Catch the full episode with Charles Hudson here:
But hey, I know you're busy. So I've distilled Charles' top 5 pieces of wisdom right here:
At the core of any great investor-founder relationship is trust. But as Charles points out, that trust has to be earned through genuine, straightforward communication.
"My view is I go into these assuming that nobody trusts me or knows me if we haven't worked together. And that was a big unlock for me, if I assume that nobody trusts me or knows me, then I have to earn their trust."
Investors, take note – don't just assume founders trust you from the get-go. Show that you're worthy of that trust through your actions and words. Be real with them, consistently. That's how you lay the groundwork for an awesome partnership.
We've all seen it happen – an investor makes grand claims about all the ways they'll add value, only to fall short.
"One area where [investor-founder relationships] go wrong, I've seen quite often, is VCs overpromising what they can actually do for founders. And I said, okay, so let's not overpromise what we’ll deliver."
Be upfront about how you can realistically support founders. They'll appreciate the honesty way more than any flashy promises. Clarity on expectations from the start sets everyone up for success.
Giving tough feedback can be awkward. But as Charles has learned, it's crucial for driving founder success in the long run.
"I think what happens is in the short term [is that] there's limited value to direct, honest feedback that isn't helpful or isn't what the founder wants to hear. But in the long term, the value of having relationships that are fundamentally built on honesty is much, much greater."
Yeah, those convos might feel a bit uncomfortable in the moment. But founders need investors who can tell them the hard truths, not just what they want to hear. It's a skill worth developing – your founders will thank you, even if it doesn't feel like it at the time.

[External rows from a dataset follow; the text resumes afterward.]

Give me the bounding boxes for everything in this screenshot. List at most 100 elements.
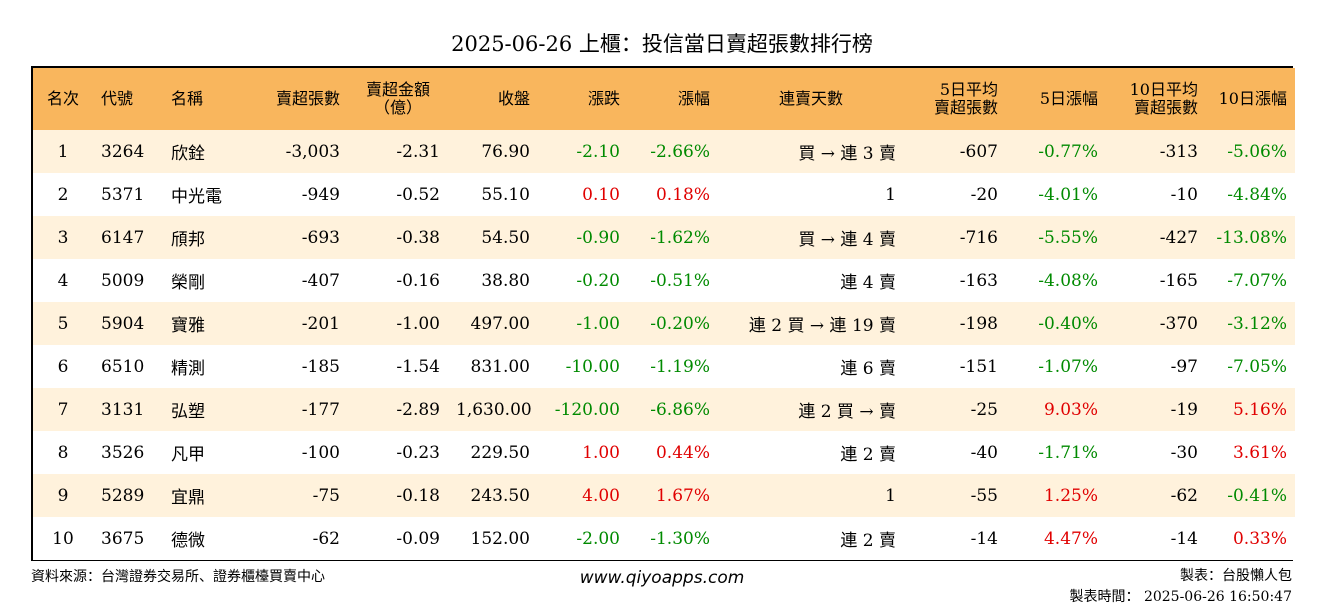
cell-code: 5009 (101, 270, 145, 291)
header-avg5-line1: 5日平均 (939, 80, 998, 99)
cell-amount: -0.16 (396, 270, 440, 291)
cell-avg10: -370 (1159, 313, 1198, 334)
header-sell-amount-line1: 賣超金額 (365, 80, 430, 99)
cell-rank: 3 (57, 227, 69, 248)
cell-name: 凡甲 (171, 445, 205, 465)
header-avg5-line2: 賣超張數 (933, 98, 998, 117)
cell-rank: 7 (57, 399, 69, 420)
table-row: 6 6510 精測 -185 -1.54 831.00 -10.00 -1.19% 連 6 賣 -… (33, 345, 1295, 388)
header-sell-lots: 賣超張數 (275, 89, 340, 108)
cell-close: 831.00 (470, 356, 530, 377)
header-chg10: 10日漲幅 (1218, 89, 1287, 108)
table-row: 8 3526 凡甲 -100 -0.23 229.50 1.00 0.44% 連 2 賣 -40 -… (33, 431, 1295, 474)
cell-code: 5371 (101, 184, 145, 205)
table-row: 3 6147 頎邦 -693 -0.38 54.50 -0.90 -1.62% 買 → 連 4 … (33, 216, 1295, 259)
cell-rank: 1 (57, 141, 69, 162)
header-name: 名稱 (171, 89, 204, 108)
cell-streak: 1 (885, 485, 896, 506)
cell-close: 152.00 (470, 528, 530, 549)
cell-code: 6510 (101, 356, 145, 377)
cell-chg10: 0.33% (1232, 528, 1287, 549)
cell-sell-lots: -3,003 (285, 141, 340, 162)
maker-label: 製表：台股懶人包 (1180, 568, 1292, 584)
cell-change-pct: 0.18% (655, 184, 710, 205)
cell-chg10: -4.84% (1227, 184, 1287, 205)
cell-change-pct: -6.86% (650, 399, 710, 420)
cell-change-pct: 0.44% (655, 442, 710, 463)
cell-amount: -1.00 (396, 313, 440, 334)
cell-change-pct: -2.66% (650, 141, 710, 162)
header-change: 漲跌 (587, 89, 620, 108)
cell-rank: 10 (52, 528, 74, 549)
cell-amount: -1.54 (396, 356, 440, 377)
cell-name: 德微 (171, 531, 205, 551)
cell-avg5: -14 (970, 528, 998, 549)
cell-change: -2.00 (576, 528, 620, 549)
cell-streak: 買 → 連 3 賣 (798, 144, 896, 164)
cell-chg5: 4.47% (1043, 528, 1098, 549)
cell-avg5: -607 (959, 141, 998, 162)
cell-avg5: -716 (959, 227, 998, 248)
cell-amount: -0.23 (396, 442, 440, 463)
cell-chg5: 1.25% (1043, 485, 1098, 506)
header-sell-amount-line2: （億） (373, 98, 422, 117)
cell-close: 229.50 (470, 442, 530, 463)
cell-code: 5904 (101, 313, 145, 334)
header-rank: 名次 (46, 89, 79, 108)
table-row: 9 5289 宜鼎 -75 -0.18 243.50 4.00 1.67% 1 -55 1.25% -… (33, 474, 1295, 517)
cell-avg10: -30 (1170, 442, 1198, 463)
cell-code: 3131 (101, 399, 145, 420)
cell-code: 3264 (101, 141, 145, 162)
cell-rank: 4 (57, 270, 69, 291)
cell-name: 精測 (171, 359, 205, 379)
cell-streak: 連 6 賣 (840, 359, 896, 379)
cell-avg10: -427 (1159, 227, 1198, 248)
table-row: 1 3264 欣銓 -3,003 -2.31 76.90 -2.10 -2.66% 買 → 連 … (33, 130, 1295, 173)
cell-change: 0.10 (582, 184, 620, 205)
cell-sell-lots: -949 (301, 184, 340, 205)
cell-chg5: -0.77% (1038, 141, 1098, 162)
cell-amount: -0.52 (396, 184, 440, 205)
cell-sell-lots: -407 (301, 270, 340, 291)
ranking-table-container: 名次 代號 名稱 賣超張數 賣超金額 （億） 收盤 漲跌 漲幅 連賣天數 5日平… (31, 66, 1295, 561)
cell-sell-lots: -693 (301, 227, 340, 248)
cell-change-pct: -0.51% (650, 270, 710, 291)
cell-avg5: -151 (959, 356, 998, 377)
table-body: 1 3264 欣銓 -3,003 -2.31 76.90 -2.10 -2.66% 買 → 連 … (33, 130, 1295, 560)
cell-chg10: -13.08% (1216, 227, 1287, 248)
website-link[interactable]: www.qiyoapps.com (579, 568, 745, 588)
cell-code: 3526 (101, 442, 145, 463)
cell-avg5: -20 (970, 184, 998, 205)
cell-code: 5289 (101, 485, 145, 506)
cell-change: -0.20 (576, 270, 620, 291)
cell-change: -10.00 (565, 356, 620, 377)
cell-change: 1.00 (582, 442, 620, 463)
cell-sell-lots: -177 (301, 399, 340, 420)
header-close: 收盤 (497, 89, 530, 108)
cell-avg5: -163 (959, 270, 998, 291)
cell-name: 頎邦 (171, 230, 205, 250)
cell-name: 寶雅 (171, 316, 205, 336)
table-row: 5 5904 寶雅 -201 -1.00 497.00 -1.00 -0.20% 連 2 買 →… (33, 302, 1295, 345)
table-row: 2 5371 中光電 -949 -0.52 55.10 0.10 0.18% 1 -20 -4.01… (33, 173, 1295, 216)
cell-amount: -2.89 (396, 399, 440, 420)
cell-avg10: -19 (1170, 399, 1198, 420)
cell-streak: 連 2 賣 (840, 531, 896, 551)
cell-chg10: 5.16% (1232, 399, 1287, 420)
cell-chg5: -1.07% (1038, 356, 1098, 377)
cell-rank: 6 (57, 356, 69, 377)
footer-credits: 製表：台股懶人包 製表時間： 2025-06-26 16:50:47 (1070, 566, 1293, 608)
cell-sell-lots: -185 (301, 356, 340, 377)
cell-rank: 5 (57, 313, 69, 334)
cell-name: 弘塑 (171, 402, 205, 422)
table-header-row: 名次 代號 名稱 賣超張數 賣超金額 （億） 收盤 漲跌 漲幅 連賣天數 5日平… (33, 68, 1295, 130)
cell-avg5: -40 (970, 442, 998, 463)
cell-streak: 連 2 買 → 賣 (798, 402, 896, 422)
cell-streak: 連 2 賣 (840, 445, 896, 465)
cell-close: 55.10 (481, 184, 530, 205)
header-avg5: 5日平均 賣超張數 (904, 68, 1006, 130)
cell-chg10: -7.07% (1227, 270, 1287, 291)
header-change-pct: 漲幅 (677, 89, 710, 108)
header-code: 代號 (101, 89, 134, 108)
cell-change-pct: -1.62% (650, 227, 710, 248)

Now, this doesn't mean you should be dishing out criticism left and right. As Charles wisely notes, you've got to know your lane.
"I always ask myself, do I have permission to provide this person with feedback in this domain? Sometimes I conclude the answer is no. This person simply knows more about the problem than I do."
Investors, remember – you're not an expert on everything. Recognize when the founder has deeper insight than you and learn to defer to their knowledge. Overstepping erodes trust, so be mindful of when your two cents are truly valuable.
Ah, the dreaded follow-on financing convo. It can get pretty uncomfortable if expectations aren't aligned.
"Whatever I tell them should only be a positive surprise. People shouldn't be wondering about whether I'm going to invest more. I have some founders where we don't talk that often, we're not that close, I don't have much insight on the business – and it's not about liking them."
Don't leave your founders guessing about where you stand. Have an honest discussion about your approach to follow-ons early on. That way, founders can plan accordingly and there's no blindsiding down the line.